Although UC and CD are two clinically distinct conditions, they share several common characteristics. Although onset can take place at any age, both CD and UC most commonly begins during the teen years and young adulthood. The prevalence rate of both; UC and CD, has no statistically significant difference between the male and female populations . The clinical presentation of the two disorders is very similar. The cause of both UC and CD is unknown, but both diseases have a similar set of contributing factors e.g. genetic, autoimmune and environmental (Wijmenga, 2005). Now that the commonalities of the two disorders have been outlined, it is possible to shed light on the characteristics that set them apart.

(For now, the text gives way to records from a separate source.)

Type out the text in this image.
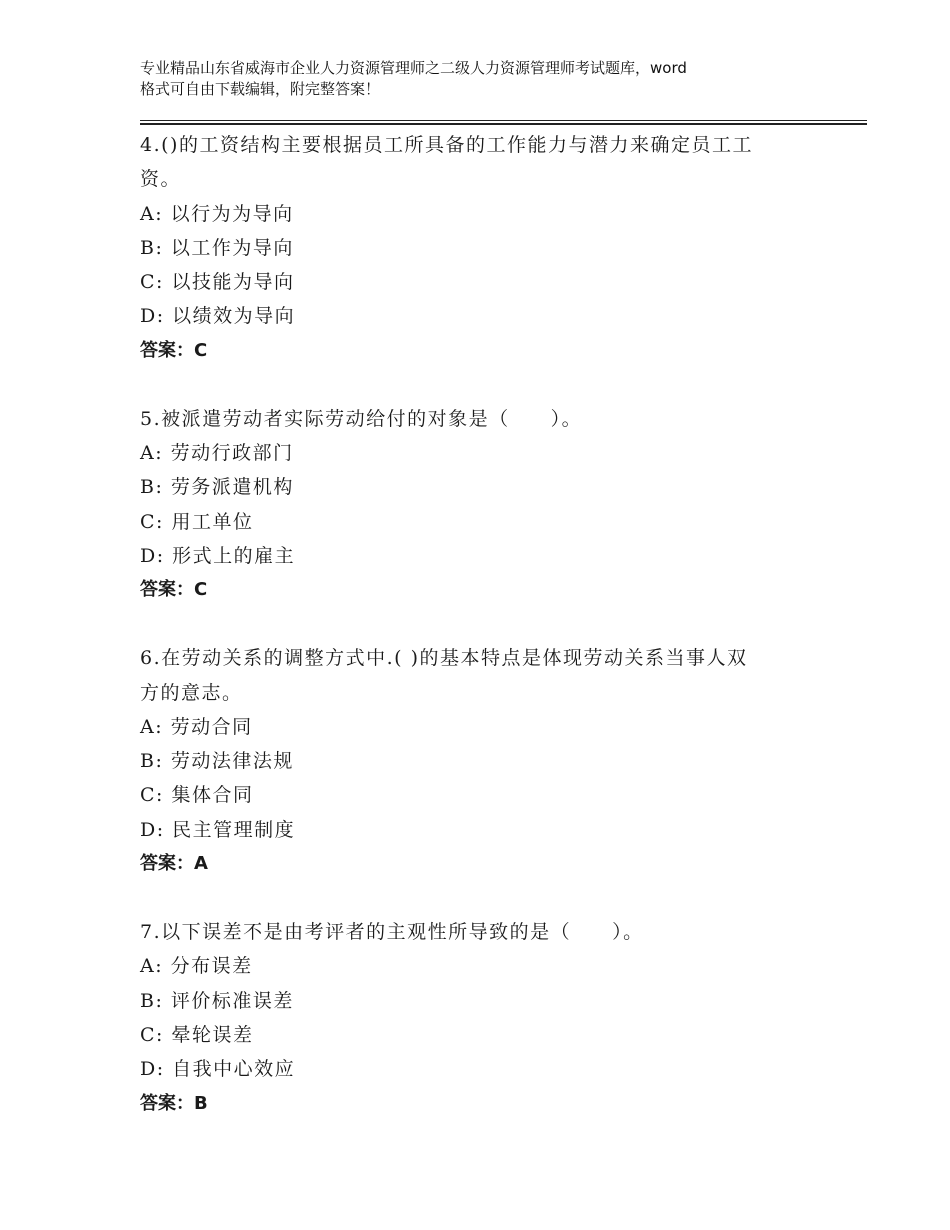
专业精品山东省威海市企业人力资源管理师之二级人力资源管理师考试题库，word
格式可自由下载编辑，附完整答案！

4.()的工资结构主要根据员工所具备的工作能力与潜力来确定员工工
资。

A: 以行为为导向

B: 以工作为导向

C: 以技能为导向

D: 以绩效为导向

答案：C

5.被派遣劳动者实际劳动给付的对象是（　　）。

A: 劳动行政部门

B: 劳务派遣机构

C: 用工单位

D: 形式上的雇主

答案：C

6.在劳动关系的调整方式中.( )的基本特点是体现劳动关系当事人双
方的意志。

A: 劳动合同

B: 劳动法律法规

C: 集体合同

D: 民主管理制度

答案：A

7.以下误差不是由考评者的主观性所导致的是（　　）。

A: 分布误差

B: 评价标准误差

C: 晕轮误差

D: 自我中心效应

答案：B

Although UC and CD share several clinical and pathological characteristics, the two conditions are distinct from one another in several important ways. The tissue damage associated with UC is limited to the colon (Annaházi, 2014). The tissue damage associated with CD is more widespread and can appear anywhere between the mouth and the anus (Wijmenga, 2005). While in CD there are “patches” of healthy intestinal tissue disbursed in-between patches of inflamed tissue in UC results in widespread inflammation of the colon (Annaházi, 2014). While UC is limited to the deepest layer of the epithelial tissue lining the colon, CD can affect all layers of the intestinal tract (Wijmenga, 2005).
There are several similarities and differences between the priorities of care in CD and UC. Global autoimmune suppression with corticosteroids is a treatment that applies to both UC and CD (Engel & Neureth, 2010). For both CD and UC prevention is key; patients require healthy diet, exercise and minimal stress levels to maximize chances of remission. It is important to educate the patient about diet, exercise and possible psychological interventions. For UC the highest priority of care is to prevent surgical intervention through lifestyle changes first and then with medicine if lifestyle changes are either not made or did not help. UC can be cured by colenectomy, while CD can recur after surgery (Engel & Neureth, 2010). This is why medication is typically continued after surgery in CD patients. In fact, medication is the primary mode of treatment in CD (Engel & Neureth, 2010).
In patients with UC medications are used primarily during flare-ups and efforts are made to avoid corticosteroids by educating the patients about lifestyle changes that are conducive to remission. In CD medications are used continuously as maintenance therapy to prevent flare ups, since once a flare-up of CD begins it can cause such widespread inflammation that the risks of complication from the flare-ups outweigh the risks of prolonged use of corticosteroids (Engel & Neureth, 2010). In general, for both CD and UC the symptoms are remedied as they occur and continuous efforts are made to prevent future flare-ups. The main difference in priority of care in CD patients and UC patients is that CD involves ongoing pharmaceutical treatment, while UC patients are treated on an as-needed basis.